Außerhalb dieses Systems von staatlichen Universitäten und Landeskirchen gibt es freikirchliche Ausbildungsstätten, die Bachelor- und Masterstudiengänge anbieten. Berufsbegleitend kann man an der Biblisch-Theologischen Akademie Wiedenest, an der Internationalen Hochschule Liebenzell, im Bildungszentrum Elstal (Hochschule des Bundes Evangelisch-Freikirchlicher Gemeinden) und an der Theologischen Hochschule Reutlingen (Evangelisch-methodistische Kirche) Theologie studieren. Aber Achtung: Die Abschlüsse gelten in der Regel nur in Freikirchen und Missionswerken und werden von den evangelischen Landeskirchen nicht anerkannt.
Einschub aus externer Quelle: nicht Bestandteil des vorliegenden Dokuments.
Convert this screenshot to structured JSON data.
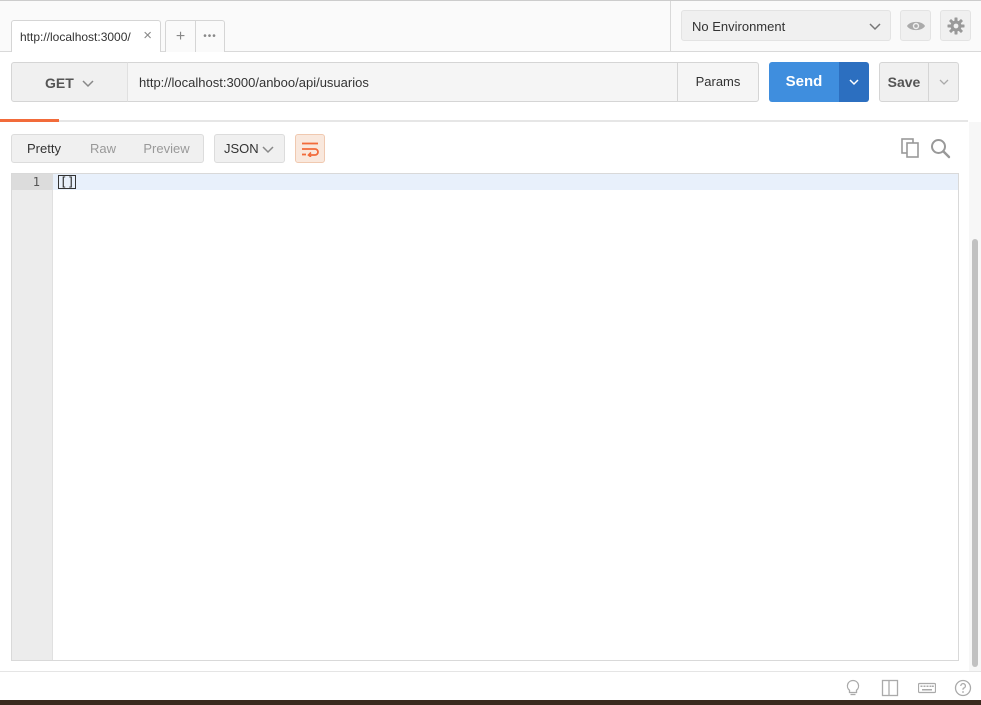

Das CVJM-Kolleg in Kassel bildet berufsbegleitend zu CVJM-Sekretärinnen, Gemeindepädagogen, Jugendreferentinnen und Diakonen aus, die zwar auch in den Dienst von Landeskirchen gehen können – aber nicht als Pfarrerinnen und Pfarrer.

Studiengebühren und Stipendien

Wer wirklich in einer zweiten Karriere ins Pfarramt gehen will und sich auf das nebenberufliche Theologiestudium einlässt, sollte zumindest noch kurz die finanziellen Belastungen und Konsequenzen bedenken. In Marburg sind pro Semester 750 Euro Studiengebühr plus rund 320 Euro Semesterbeitrag fällig, dazu kommen Zimmer und Verpflegung in Hofgeismar plus Bücher, macht zusammen gut 10.000 Euro für das gesamte Studium. Die Uni kann einen Sozialnachlass auf die Studiengebühren gewähren. Wer sich schon vorab für den Dienst in Kurhessen-Waldeck verpflichtet, kann ein Stipendium beantragen: Die Landeskirche erstattet dann die Studiengebühren. In Heidelberg zahlen Quereinsteiger pro Semester 850 Euro im Vollzeitstudiengang und 425 Euro im Teilzeitstudiengang, dazu kommen natürlich auch hier Bücher und, je nach Wohnort, Miet- und Pendelkosten.

Ist das alles geschafft, müssen sich frühere Besserverdiener auf einen niedrigeren Lebensstandard einstellen, jedenfalls in den ersten zwei Jahren: Vikarinnen und Vikare bekommen – je nach Landeskirche – Grundbezüge von 1.200 bis 1.300 Euro plus Zulagen für Kinder und Zuschüsse zum Beispiel zur Miete oder für den Talar. Pfarrerinnen und Pfarrer werden in Anlehnung an das Gymnasiallehramt im jeweiligen Bundesland bezahlt, also nach Besoldungsgruppe A 13. Das sind zum Beispiel rund 3500 Euro brutto in Rheinland-Pfalz oder Mecklenburg-Vorpommern und rund 3900 Euro in Bayern, Hessen, Hamburg, Bremen oder Nordrhein-Westfalen. In etwas mehr als der Hälfte der Gliedkirchen steigt das Pfarrergehalt nach längerer Dienstzeit auf A 14.